Equilibre instable
(Artside / Believe Digital) février 2016
Nicolas Séguy, pianiste de Kery James, compositeur pour le théâtre et le cinéma, et pilier de l'album Midi 20 de Grand Corps Malade en 2006, sort en ce mois de février 2016, son troisième album Equilibre instable.
Antérieurement connu dans les années 2000 sous le sobriquet de S Petit Nico, l’artiste de 33 ans qui qualifie sa musique de hip-hop pianistique nous présente un univers dans lequel se rencontrent culture classique et culture hip-hop. A travers ses textes, l’auteur nous fait découvrir son monde intérieur dans lequel se cotoient les souvenirs (sans regrets) du passé ("Papi"), les interrogations du présent et la crainte de l’avenir.
Le morceau "J’ai grandi", tube mainstream potentiel, est le parfait reflet de l’album, l’auteur nous y présente cette dualité d’univers dans lesquels il évolue avec simplicité et bonheur ("j'ai grandi entre la platine et le piano, entre la nature et le béton"), tout en étant encore à la recherche de sa véritable place dans cette dichotomie existentielle ("rentrer dans le moule, faire ce qui nous plaît chaque jour de la vie").
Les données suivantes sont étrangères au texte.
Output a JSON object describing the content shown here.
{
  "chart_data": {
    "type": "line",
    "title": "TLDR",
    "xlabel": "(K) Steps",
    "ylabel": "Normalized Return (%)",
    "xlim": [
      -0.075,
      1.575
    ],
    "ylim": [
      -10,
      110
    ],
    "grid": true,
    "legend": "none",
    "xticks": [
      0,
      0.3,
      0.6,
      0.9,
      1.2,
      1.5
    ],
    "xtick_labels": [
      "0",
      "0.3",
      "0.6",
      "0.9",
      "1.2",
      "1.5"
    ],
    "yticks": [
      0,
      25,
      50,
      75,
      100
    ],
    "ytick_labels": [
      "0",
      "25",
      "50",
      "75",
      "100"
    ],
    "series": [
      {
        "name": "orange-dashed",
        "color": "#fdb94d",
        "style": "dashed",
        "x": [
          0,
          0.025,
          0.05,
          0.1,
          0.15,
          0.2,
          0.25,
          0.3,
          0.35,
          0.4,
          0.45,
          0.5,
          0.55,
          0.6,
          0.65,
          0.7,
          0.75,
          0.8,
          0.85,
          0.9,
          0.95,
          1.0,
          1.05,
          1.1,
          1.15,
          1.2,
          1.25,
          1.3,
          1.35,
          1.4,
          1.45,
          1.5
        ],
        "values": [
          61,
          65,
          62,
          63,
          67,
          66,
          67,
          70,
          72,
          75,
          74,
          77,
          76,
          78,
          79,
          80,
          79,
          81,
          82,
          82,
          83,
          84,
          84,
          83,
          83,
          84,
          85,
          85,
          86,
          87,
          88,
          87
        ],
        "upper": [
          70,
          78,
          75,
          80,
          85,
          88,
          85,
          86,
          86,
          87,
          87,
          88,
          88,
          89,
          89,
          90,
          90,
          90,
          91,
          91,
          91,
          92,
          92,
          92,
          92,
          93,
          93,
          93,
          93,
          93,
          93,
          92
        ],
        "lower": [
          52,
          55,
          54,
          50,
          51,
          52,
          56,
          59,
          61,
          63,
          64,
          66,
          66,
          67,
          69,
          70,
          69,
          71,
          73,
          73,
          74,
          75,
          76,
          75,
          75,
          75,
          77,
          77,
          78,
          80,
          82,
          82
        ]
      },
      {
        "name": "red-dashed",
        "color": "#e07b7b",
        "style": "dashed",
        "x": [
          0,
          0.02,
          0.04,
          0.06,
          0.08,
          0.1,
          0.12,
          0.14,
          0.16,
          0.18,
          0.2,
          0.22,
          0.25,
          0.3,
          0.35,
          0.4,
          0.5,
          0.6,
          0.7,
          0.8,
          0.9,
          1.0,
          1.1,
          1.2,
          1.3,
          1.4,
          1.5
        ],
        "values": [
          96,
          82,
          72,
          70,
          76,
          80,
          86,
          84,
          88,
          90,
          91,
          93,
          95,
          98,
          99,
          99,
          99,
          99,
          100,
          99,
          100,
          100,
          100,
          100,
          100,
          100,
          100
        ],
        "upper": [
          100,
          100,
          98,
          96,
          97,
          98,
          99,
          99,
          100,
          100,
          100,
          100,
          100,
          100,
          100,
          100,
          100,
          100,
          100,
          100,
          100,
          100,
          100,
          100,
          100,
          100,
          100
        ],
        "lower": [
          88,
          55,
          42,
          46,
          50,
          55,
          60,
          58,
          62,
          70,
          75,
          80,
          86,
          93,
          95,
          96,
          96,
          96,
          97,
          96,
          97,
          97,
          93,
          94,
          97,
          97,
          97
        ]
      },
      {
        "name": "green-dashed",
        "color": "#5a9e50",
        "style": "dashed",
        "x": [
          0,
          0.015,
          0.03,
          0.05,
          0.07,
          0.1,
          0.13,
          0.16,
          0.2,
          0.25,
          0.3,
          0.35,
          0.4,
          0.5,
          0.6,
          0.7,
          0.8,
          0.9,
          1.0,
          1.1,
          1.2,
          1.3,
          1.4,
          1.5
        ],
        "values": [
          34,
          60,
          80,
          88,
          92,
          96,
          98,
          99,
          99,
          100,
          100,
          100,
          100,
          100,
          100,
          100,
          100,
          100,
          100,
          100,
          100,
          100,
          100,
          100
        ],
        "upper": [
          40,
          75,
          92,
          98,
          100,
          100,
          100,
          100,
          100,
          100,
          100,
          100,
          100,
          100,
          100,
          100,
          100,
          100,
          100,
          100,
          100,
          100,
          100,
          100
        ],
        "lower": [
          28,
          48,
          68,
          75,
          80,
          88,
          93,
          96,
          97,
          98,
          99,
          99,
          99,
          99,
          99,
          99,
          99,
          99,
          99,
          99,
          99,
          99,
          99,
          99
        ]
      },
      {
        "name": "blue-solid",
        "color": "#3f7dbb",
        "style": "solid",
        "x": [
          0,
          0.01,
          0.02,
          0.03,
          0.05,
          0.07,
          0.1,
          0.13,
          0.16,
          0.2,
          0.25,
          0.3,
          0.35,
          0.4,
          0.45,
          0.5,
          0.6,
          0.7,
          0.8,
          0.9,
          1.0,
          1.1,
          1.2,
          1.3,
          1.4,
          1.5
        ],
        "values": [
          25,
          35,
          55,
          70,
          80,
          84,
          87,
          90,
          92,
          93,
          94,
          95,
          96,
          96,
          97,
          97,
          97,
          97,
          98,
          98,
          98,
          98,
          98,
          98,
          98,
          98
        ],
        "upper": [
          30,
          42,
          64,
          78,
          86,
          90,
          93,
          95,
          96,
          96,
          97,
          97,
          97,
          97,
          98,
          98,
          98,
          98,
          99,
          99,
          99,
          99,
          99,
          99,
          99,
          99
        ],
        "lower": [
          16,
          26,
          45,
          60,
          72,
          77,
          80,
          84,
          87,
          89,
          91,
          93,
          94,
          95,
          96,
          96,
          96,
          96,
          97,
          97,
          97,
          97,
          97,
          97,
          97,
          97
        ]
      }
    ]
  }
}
Cette réflexion sur notre rôle dans ce monde fragile et instable, tient une place importante dans son univers, le morceau "J’cogite j’gamberge" et cette punchline révélatrice ("sommes nous ce que nous devons être") et quand la question reste sans réponse, l’artiste s’évanouit dans un univers cotonneux et rassurant ("je vis dans mes rêves").
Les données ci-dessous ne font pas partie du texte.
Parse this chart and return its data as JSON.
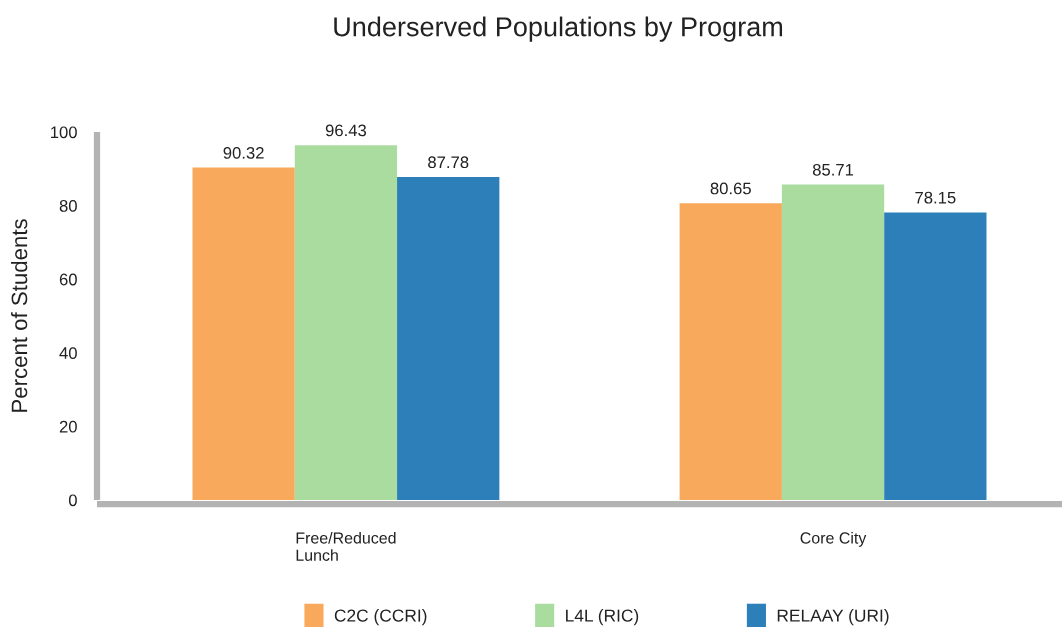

Nicolas Séguy n’a pas seulement ce regard tourné vers le passé mais aussi une réflexion sur un présent qu’il ressent peu rassurant ("Ressens", "Tu cours") et une actualité bien effrayante, et c’est sur cette thématique qu’il se perd dans un texte qui emprunte les raccourcis de la facilité ("Terroristes"), seul faux pas de cet album. L'artiste nous y livre sa vision de la terrible actualité survenue en France en 2015, maladroitement Nicolas nous développe son point de vue sur la politique internationale et les conséquences obscurantistes qui en découlent, en se positionnant en observateur impuissant tributaire d’un monde fraternel sans frontières, dans l’acceptation des différences mais là nous pouvons nous interroger sur la maladresse des mots qui pourraient être injustement interprétés par un certain nombre ('les caricatures ont fait mal, le monde s’est senti stigmatisé, respectons son ressenti') et le très maladroit refrain '… politiciens terroristes…'…
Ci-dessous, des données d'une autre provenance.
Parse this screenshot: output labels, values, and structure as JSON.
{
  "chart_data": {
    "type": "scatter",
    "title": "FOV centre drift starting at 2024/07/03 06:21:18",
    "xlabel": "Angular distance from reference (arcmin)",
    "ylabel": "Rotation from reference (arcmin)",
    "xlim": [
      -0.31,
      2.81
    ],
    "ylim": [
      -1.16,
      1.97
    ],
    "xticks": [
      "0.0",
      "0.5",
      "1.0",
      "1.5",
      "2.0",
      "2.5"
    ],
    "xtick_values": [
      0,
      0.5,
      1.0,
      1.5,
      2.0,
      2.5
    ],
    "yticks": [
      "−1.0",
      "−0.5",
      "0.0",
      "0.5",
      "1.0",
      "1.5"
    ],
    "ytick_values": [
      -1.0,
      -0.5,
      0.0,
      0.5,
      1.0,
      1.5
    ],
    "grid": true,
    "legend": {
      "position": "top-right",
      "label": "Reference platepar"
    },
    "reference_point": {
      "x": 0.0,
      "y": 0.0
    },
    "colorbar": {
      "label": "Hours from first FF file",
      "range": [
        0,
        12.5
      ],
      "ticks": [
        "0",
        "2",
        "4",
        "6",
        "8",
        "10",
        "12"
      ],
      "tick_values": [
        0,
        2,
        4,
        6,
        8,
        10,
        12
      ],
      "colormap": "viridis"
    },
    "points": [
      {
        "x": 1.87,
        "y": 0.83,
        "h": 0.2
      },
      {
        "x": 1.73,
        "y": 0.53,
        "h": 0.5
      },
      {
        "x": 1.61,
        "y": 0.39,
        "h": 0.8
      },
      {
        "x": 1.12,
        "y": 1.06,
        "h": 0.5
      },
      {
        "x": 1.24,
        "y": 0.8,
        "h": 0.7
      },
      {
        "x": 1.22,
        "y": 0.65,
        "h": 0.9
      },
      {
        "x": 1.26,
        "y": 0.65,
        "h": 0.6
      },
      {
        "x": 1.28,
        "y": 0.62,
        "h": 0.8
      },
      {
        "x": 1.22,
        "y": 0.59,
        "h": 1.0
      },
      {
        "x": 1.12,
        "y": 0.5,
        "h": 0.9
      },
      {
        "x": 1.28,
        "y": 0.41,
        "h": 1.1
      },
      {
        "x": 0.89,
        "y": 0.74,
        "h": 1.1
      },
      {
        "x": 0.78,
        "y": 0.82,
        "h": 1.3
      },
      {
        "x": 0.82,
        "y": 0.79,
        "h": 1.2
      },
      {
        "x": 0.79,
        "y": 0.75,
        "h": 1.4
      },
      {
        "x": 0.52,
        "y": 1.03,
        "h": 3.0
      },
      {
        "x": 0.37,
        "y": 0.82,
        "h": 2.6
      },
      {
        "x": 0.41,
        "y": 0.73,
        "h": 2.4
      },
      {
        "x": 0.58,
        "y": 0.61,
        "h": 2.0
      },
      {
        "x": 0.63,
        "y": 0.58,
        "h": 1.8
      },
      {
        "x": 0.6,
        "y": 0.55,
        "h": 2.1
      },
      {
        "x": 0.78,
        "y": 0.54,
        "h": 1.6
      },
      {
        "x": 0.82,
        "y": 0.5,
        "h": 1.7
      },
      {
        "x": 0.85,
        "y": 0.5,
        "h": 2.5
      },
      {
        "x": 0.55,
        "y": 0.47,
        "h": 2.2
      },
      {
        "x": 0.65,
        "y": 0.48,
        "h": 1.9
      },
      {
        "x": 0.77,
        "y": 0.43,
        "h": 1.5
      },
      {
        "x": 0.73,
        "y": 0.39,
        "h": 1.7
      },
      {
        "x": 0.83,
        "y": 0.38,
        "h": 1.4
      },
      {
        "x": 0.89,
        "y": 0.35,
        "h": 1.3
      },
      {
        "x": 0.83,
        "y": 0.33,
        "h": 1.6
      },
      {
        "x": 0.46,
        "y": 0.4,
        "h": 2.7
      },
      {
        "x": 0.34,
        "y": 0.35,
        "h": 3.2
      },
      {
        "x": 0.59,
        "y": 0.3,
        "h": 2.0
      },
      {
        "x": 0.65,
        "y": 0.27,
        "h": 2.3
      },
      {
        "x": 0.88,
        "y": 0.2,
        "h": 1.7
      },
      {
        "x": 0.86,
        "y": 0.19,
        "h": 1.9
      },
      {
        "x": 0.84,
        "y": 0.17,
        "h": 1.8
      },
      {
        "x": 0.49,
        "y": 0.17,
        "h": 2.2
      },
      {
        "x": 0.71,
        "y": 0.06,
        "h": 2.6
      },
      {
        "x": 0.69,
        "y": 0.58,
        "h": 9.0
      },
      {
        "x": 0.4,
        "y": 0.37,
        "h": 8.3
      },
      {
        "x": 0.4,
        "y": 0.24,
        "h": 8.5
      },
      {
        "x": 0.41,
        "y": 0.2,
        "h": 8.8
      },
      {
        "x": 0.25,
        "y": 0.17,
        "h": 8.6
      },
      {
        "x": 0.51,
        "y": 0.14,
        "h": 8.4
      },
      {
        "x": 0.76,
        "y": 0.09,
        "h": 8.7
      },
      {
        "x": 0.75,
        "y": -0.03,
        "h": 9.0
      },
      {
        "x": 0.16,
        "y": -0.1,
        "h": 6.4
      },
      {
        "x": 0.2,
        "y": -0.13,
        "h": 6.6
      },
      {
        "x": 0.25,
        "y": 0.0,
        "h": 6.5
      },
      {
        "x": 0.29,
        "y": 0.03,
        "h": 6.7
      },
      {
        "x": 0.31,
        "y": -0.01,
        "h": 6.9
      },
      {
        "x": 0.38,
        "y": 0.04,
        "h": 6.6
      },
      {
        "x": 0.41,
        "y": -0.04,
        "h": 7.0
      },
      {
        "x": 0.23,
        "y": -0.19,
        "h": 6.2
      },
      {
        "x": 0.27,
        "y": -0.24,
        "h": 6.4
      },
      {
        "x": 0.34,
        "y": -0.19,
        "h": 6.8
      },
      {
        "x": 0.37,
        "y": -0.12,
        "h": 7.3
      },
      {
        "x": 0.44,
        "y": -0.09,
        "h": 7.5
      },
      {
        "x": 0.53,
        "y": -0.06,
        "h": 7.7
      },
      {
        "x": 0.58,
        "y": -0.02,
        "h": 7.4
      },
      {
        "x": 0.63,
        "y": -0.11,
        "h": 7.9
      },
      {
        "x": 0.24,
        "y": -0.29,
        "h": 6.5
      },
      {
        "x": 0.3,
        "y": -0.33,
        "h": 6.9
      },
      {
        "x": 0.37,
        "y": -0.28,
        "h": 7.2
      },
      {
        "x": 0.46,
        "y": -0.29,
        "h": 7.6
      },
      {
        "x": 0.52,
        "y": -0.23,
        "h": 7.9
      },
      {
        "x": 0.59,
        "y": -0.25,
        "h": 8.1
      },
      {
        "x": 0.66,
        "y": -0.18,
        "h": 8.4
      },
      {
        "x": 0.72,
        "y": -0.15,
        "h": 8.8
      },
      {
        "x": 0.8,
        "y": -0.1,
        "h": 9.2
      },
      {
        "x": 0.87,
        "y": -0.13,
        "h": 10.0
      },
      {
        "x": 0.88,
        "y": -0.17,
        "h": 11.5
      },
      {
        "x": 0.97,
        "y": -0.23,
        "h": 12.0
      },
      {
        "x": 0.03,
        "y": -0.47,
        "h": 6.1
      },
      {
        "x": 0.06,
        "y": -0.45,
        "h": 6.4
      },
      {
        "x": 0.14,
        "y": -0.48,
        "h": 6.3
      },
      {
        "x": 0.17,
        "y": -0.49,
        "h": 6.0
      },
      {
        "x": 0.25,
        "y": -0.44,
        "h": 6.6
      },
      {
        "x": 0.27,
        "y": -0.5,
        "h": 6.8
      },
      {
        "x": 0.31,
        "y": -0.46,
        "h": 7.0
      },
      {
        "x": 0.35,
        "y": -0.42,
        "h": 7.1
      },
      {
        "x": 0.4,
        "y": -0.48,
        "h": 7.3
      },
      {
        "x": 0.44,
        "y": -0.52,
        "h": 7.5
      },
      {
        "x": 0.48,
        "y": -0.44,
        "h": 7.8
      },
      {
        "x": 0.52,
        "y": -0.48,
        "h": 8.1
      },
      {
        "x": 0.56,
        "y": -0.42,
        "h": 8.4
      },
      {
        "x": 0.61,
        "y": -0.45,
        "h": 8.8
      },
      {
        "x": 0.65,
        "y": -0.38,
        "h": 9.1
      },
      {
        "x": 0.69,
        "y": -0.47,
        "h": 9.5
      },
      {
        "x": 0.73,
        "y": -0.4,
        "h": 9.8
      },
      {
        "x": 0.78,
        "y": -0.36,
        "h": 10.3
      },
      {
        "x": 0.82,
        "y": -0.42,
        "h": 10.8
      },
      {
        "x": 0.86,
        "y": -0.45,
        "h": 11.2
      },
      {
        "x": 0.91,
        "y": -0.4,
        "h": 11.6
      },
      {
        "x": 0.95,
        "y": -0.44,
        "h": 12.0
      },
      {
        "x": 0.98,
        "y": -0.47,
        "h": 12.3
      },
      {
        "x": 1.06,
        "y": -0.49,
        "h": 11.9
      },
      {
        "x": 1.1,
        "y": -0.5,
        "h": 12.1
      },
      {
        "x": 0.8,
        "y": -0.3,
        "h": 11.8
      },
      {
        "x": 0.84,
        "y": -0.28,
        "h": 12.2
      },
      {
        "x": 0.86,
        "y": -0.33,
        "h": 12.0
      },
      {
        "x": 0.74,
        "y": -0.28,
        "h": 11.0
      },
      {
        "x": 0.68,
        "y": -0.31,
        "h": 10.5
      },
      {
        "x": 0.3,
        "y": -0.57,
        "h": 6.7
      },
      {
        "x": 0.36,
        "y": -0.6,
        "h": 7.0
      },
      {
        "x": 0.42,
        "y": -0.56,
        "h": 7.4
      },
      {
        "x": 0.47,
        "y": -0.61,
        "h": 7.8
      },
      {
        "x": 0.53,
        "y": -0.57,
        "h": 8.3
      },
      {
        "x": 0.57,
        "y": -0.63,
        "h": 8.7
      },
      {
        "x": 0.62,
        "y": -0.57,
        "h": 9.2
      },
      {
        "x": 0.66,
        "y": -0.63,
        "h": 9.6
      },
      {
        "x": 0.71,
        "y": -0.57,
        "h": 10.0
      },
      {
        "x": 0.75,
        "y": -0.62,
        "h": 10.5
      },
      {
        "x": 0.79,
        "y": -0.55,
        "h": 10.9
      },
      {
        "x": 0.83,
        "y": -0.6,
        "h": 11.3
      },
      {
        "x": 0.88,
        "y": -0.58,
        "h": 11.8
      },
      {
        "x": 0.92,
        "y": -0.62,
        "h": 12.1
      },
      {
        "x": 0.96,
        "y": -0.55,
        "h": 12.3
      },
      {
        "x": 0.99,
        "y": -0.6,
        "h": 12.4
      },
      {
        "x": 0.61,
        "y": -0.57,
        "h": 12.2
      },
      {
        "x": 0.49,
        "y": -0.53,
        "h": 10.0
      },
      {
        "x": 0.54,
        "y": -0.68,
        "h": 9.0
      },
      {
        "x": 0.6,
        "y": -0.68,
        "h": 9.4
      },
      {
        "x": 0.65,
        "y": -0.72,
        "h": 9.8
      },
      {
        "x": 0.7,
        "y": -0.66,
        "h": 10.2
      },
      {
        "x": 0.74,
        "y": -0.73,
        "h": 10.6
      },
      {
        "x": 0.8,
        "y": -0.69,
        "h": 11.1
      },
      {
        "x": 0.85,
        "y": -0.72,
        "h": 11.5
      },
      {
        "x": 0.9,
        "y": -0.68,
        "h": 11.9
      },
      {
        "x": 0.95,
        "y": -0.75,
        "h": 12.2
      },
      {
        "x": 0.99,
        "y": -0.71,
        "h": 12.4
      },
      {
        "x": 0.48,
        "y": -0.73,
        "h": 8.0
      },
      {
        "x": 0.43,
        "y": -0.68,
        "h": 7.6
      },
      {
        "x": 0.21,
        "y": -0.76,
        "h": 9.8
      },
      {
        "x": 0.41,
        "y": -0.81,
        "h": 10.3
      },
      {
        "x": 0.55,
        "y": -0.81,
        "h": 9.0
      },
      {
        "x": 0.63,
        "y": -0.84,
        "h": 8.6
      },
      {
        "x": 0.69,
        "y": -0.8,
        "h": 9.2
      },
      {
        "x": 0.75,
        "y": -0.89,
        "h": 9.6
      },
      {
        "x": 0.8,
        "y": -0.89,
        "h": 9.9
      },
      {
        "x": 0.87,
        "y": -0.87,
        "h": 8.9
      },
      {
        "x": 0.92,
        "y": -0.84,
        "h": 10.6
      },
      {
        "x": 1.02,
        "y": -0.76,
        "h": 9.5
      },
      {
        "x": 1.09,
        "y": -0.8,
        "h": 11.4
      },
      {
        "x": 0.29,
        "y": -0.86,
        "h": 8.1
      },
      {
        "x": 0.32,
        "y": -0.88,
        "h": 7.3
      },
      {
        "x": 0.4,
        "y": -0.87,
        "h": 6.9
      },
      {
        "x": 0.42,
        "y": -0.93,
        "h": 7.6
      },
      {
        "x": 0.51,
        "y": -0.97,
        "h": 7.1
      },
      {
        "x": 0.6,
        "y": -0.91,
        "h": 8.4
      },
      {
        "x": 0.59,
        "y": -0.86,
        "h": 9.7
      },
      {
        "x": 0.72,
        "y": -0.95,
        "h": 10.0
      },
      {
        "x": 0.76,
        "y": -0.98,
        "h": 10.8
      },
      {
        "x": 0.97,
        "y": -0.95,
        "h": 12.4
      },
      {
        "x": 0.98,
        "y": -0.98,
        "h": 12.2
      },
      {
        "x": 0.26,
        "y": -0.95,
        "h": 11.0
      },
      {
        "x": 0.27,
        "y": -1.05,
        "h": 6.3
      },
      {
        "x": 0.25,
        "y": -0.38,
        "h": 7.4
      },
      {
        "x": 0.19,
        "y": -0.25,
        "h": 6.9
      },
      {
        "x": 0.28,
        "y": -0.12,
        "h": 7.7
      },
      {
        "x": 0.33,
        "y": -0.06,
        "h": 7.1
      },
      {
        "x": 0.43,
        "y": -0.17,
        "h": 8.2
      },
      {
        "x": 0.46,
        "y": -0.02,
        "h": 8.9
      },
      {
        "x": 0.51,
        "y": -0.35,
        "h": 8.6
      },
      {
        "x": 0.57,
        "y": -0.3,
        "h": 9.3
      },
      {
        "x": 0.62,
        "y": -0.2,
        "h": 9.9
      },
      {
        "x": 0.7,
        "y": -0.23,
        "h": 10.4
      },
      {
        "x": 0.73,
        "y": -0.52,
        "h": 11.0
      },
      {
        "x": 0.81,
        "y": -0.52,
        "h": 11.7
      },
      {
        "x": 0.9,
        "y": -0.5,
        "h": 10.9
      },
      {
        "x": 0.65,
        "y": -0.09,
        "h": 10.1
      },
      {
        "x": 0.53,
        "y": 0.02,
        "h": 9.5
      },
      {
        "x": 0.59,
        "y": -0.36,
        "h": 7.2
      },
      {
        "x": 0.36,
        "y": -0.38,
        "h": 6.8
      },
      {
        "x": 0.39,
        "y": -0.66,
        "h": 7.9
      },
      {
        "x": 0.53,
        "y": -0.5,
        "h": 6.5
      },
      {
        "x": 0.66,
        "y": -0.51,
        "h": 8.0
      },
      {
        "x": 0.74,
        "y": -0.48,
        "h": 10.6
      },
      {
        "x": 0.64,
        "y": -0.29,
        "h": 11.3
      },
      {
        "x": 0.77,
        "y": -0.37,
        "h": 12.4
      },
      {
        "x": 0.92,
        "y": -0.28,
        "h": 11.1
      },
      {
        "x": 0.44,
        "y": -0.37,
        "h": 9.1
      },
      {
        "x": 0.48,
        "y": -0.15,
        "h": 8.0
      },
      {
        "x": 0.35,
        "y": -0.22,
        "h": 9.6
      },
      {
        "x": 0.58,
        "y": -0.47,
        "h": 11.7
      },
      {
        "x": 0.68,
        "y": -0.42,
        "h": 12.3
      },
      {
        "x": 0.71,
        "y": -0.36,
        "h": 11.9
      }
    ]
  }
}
Pourtant, c’est lorsque Nicolas dépose les armes de la colère, et qu’il se livre à l’exercice de l’introspection, qu’il touche et émeut le plus, que ce soit sur le titre "Ma musique", magnifique morceau adressé à son public où l’auteur parle de son art, sa manière de l’aborder et de le présenter, ("ma musique je sais pas ce que c’est, c’est complètement ce que je suis") en s’excusant presque de tant de simplicité ou encore "La mélodie parfaite", dédié à son enfant.
L’artiste nous livre donc un univers intime dans lequel il fait chanter son piano, à moins que ce soit le piano qui fasse chanter Nicolas, quoiqu’il en soit les deux confidents sont inséparables et ne font qu’un. Et ce piano, il le fait chanter sobrement en lorgnant parfois vers les univers chers à Michel Legrand comme sur le magnifique duo avec Grand Corps Malade ("Avant") ou à William Sheller (morceau éponyme "Equilibre instable"). Cet album devrait trouver ses publics, celui de l’univers de la chanson française et celui de la street culture, et il ne serait pas impossible à l’instar de Nicolas que ces deux publics ne fassent plus qu’un. Cet album est le tremplin qui fera passer Nicolas de l’ombre des grands à la lumière des nouvelles révélations.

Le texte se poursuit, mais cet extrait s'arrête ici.